Penpot
# Design Tool
Design Tool v2.0.0 — a utility toolkit for logging, tracking, and managing design-related entries from the command line.
## Commands
All commands accept optional input arguments. Without arguments, they display recent entries from the corresponding log. With arguments, they record a new timestamped entry.
| Command | Description |
|---------|-------------|
| `run <input>` | Record or view run entries |
| `check <input>` | Record or view check entries |
| `convert <input>` | Record or view convert entries |
| `analyze <input>` | Record or view analyze entries |
| `generate <input>` | Record or view generate entries |
| `preview <input>` | Record or view preview entries |
| `batch <input>` | Record or view batch entries |
| `compare <input>` | Record or view compare entries |
| `export <input>` | Record or view export entries |
| `config <input>` | Record or view config entries |
| `status <input>` | Record or view status entries |
| `report <input>` | Record or view report entries |
| `stats` | Show summary statistics across all log files |
| `search <term>` | Search all log entries for a keyword (case-insensitive) |
| `recent` | Display the 20 most recent history log entries |
| `help` | Show usage information |
| `version` | Print version (v2.0.0) |
## Data Storage
All data is stored locally in `~/.local/share/design-tool/`:
- **Per-command logs** — Each command (run, check, convert, etc.) writes to its own `.log` file with pipe-delimited `timestamp|value` format.

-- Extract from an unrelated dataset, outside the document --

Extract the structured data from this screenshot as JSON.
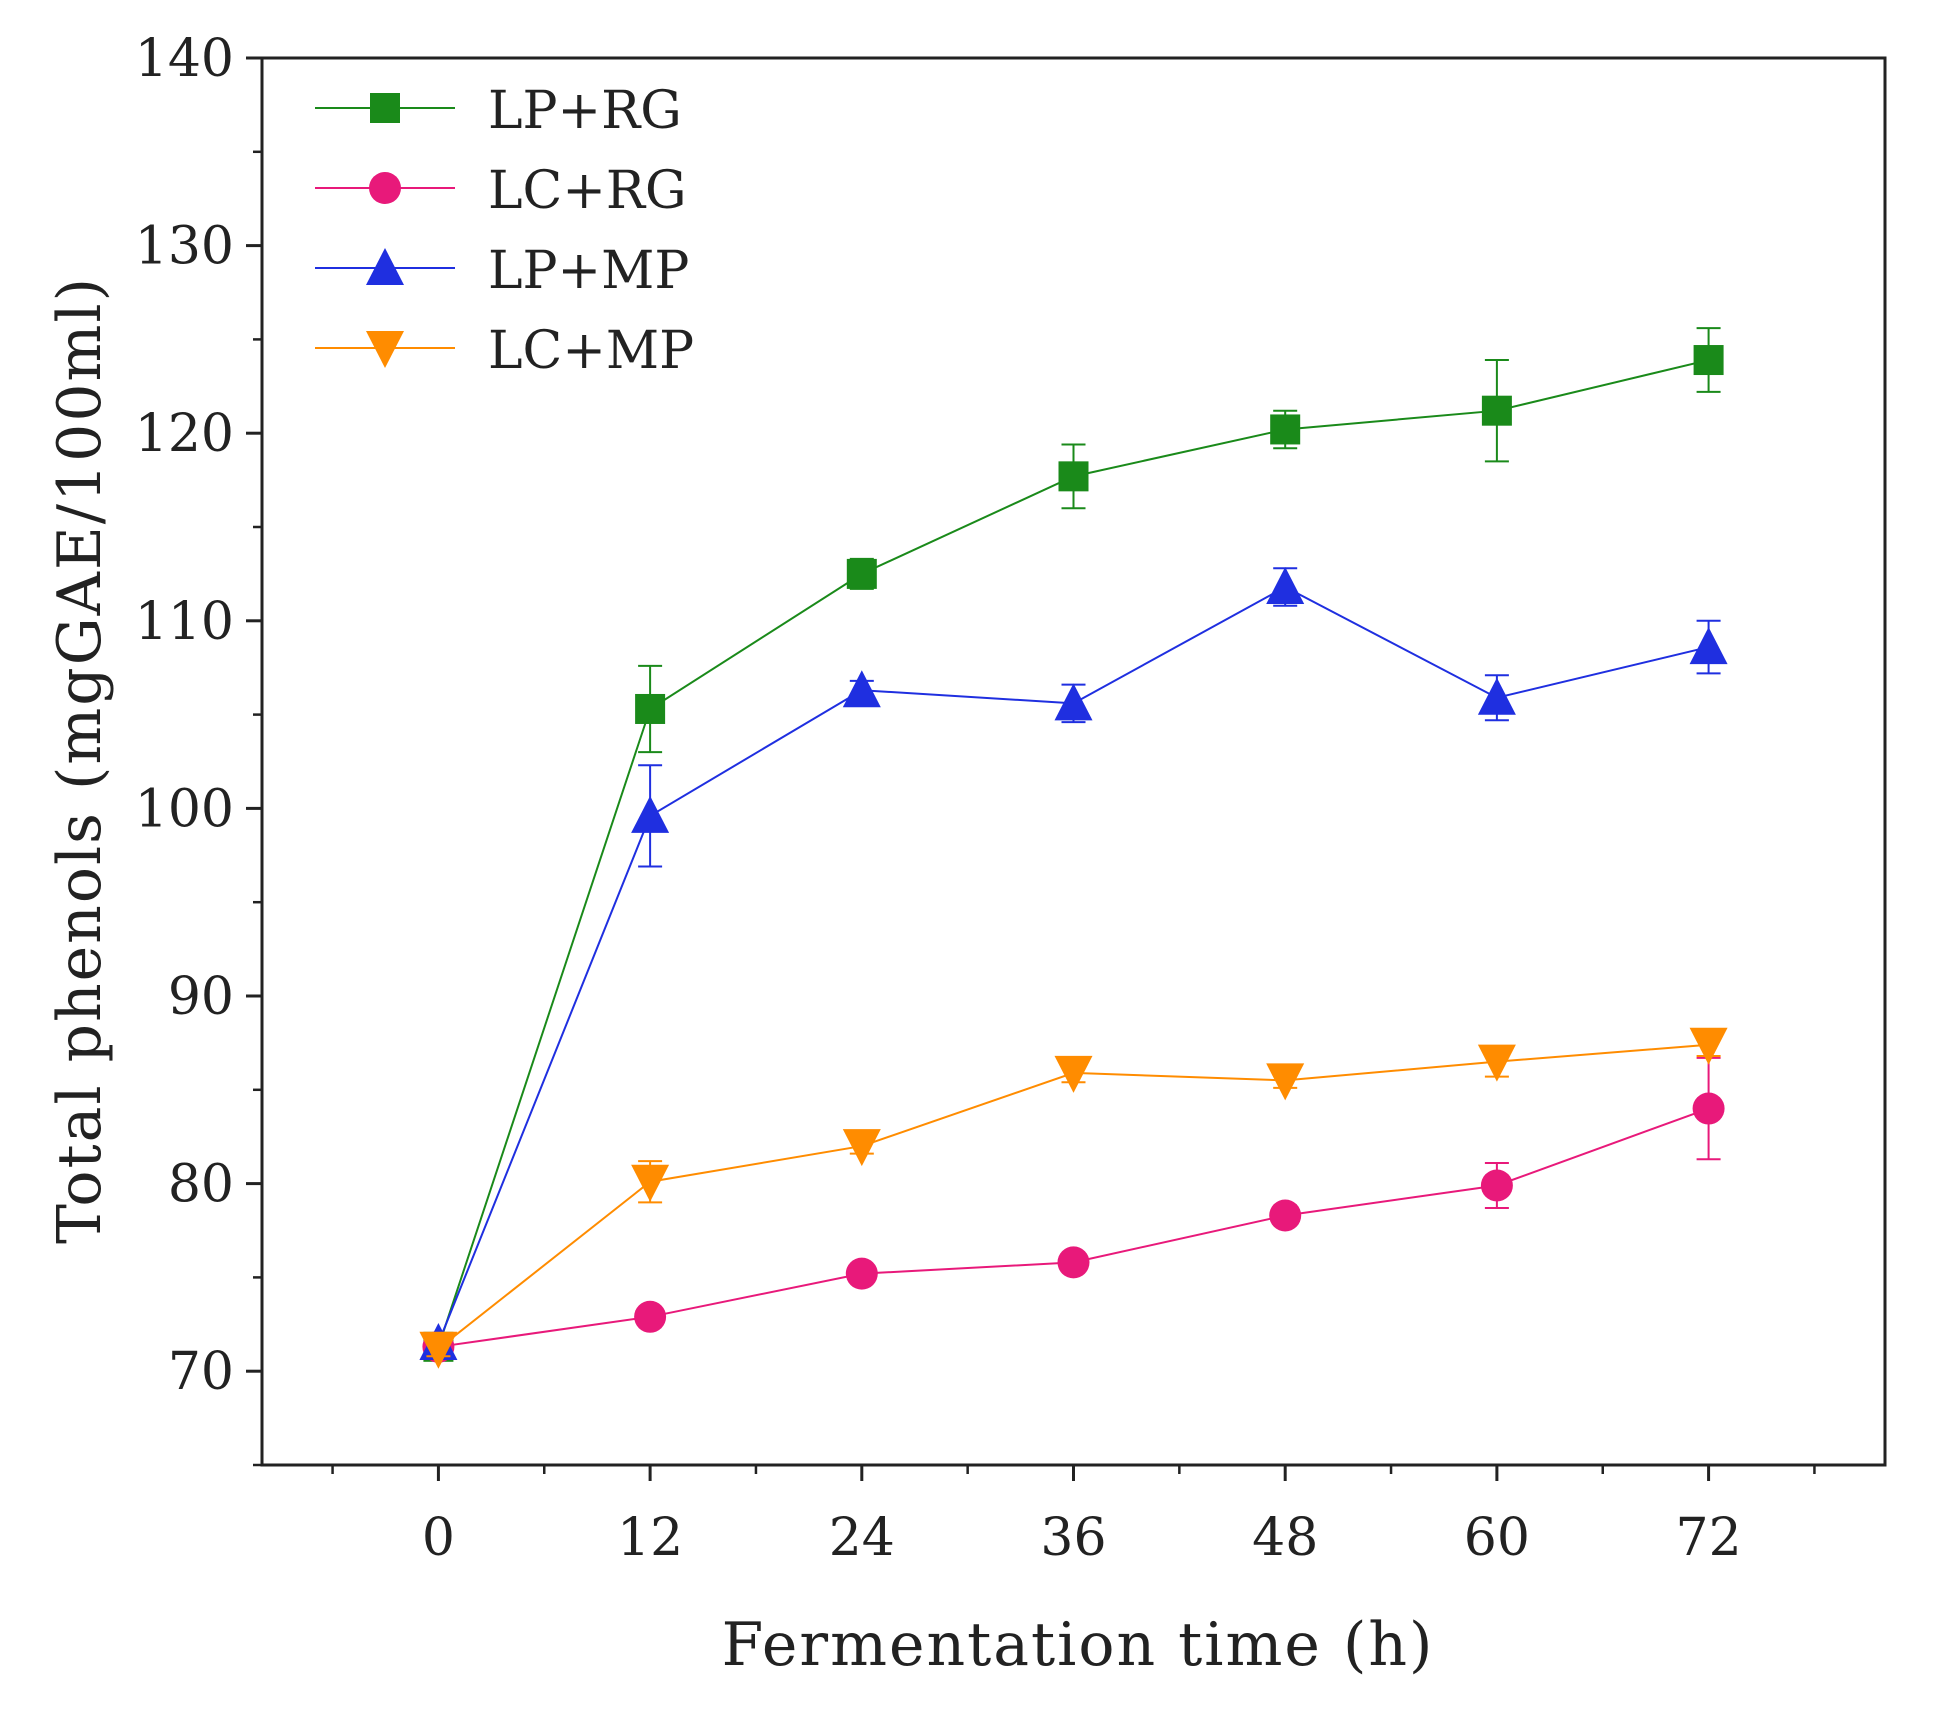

- **history.log** — A unified activity log recording every write operation with timestamps.
- **Export formats** — The `export` utility function supports JSON, CSV, and TXT output, written to `~/.local/share/design-tool/export.<fmt>`.
No external services, databases, or API keys are required. Everything is flat-file and human-readable.
## Requirements
- **Bash** (v4+ recommended)
- No external dependencies — uses only standard Unix utilities (`date`, `wc`, `du`, `tail`, `grep`, `sed`, `basename`, `cat`)
## When to Use
- When you need to log and track design-related activities from the command line
- To maintain a searchable history of design decisions and iterations
- For batch recording of design tasks with timestamps
- When you want to export design logs in JSON, CSV, or TXT format
- As part of a larger design workflow automation pipeline
- To get quick statistics and summaries of past design activities
## Examples
```bash
# Record a new run entry
design-tool run "updated homepage wireframe v3"
# View recent run entries (no args = show history)
design-tool run
# Check something and log it
design-tool check "color contrast passes WCAG AA"
# Analyze and record
design-tool analyze "user flow has 5 steps, target is 3"
# Preview and record
design-tool preview "mobile layout at 375px"
# Compare designs
design-tool compare "v2 vs v3 header layout"
# Search across all logs
design-tool search "wireframe"
# View summary statistics
design-tool stats
# Show recent activity across all commands
design-tool recent
# Show tool version
design-tool version
# Show full help
design-tool help
```
## How It Works
Each command follows the same pattern:
1. **With arguments** — Timestamps the input, appends it to the command-specific log file, prints confirmation, and logs to `history.log`.
2. **Without arguments** — Shows the last 20 entries from that command's log file.
The `stats` command iterates all `.log` files, counts entries per file, and reports totals plus disk usage. The `search` command performs case-insensitive grep across all log files. The `recent` command tails the last 20 lines of `history.log`.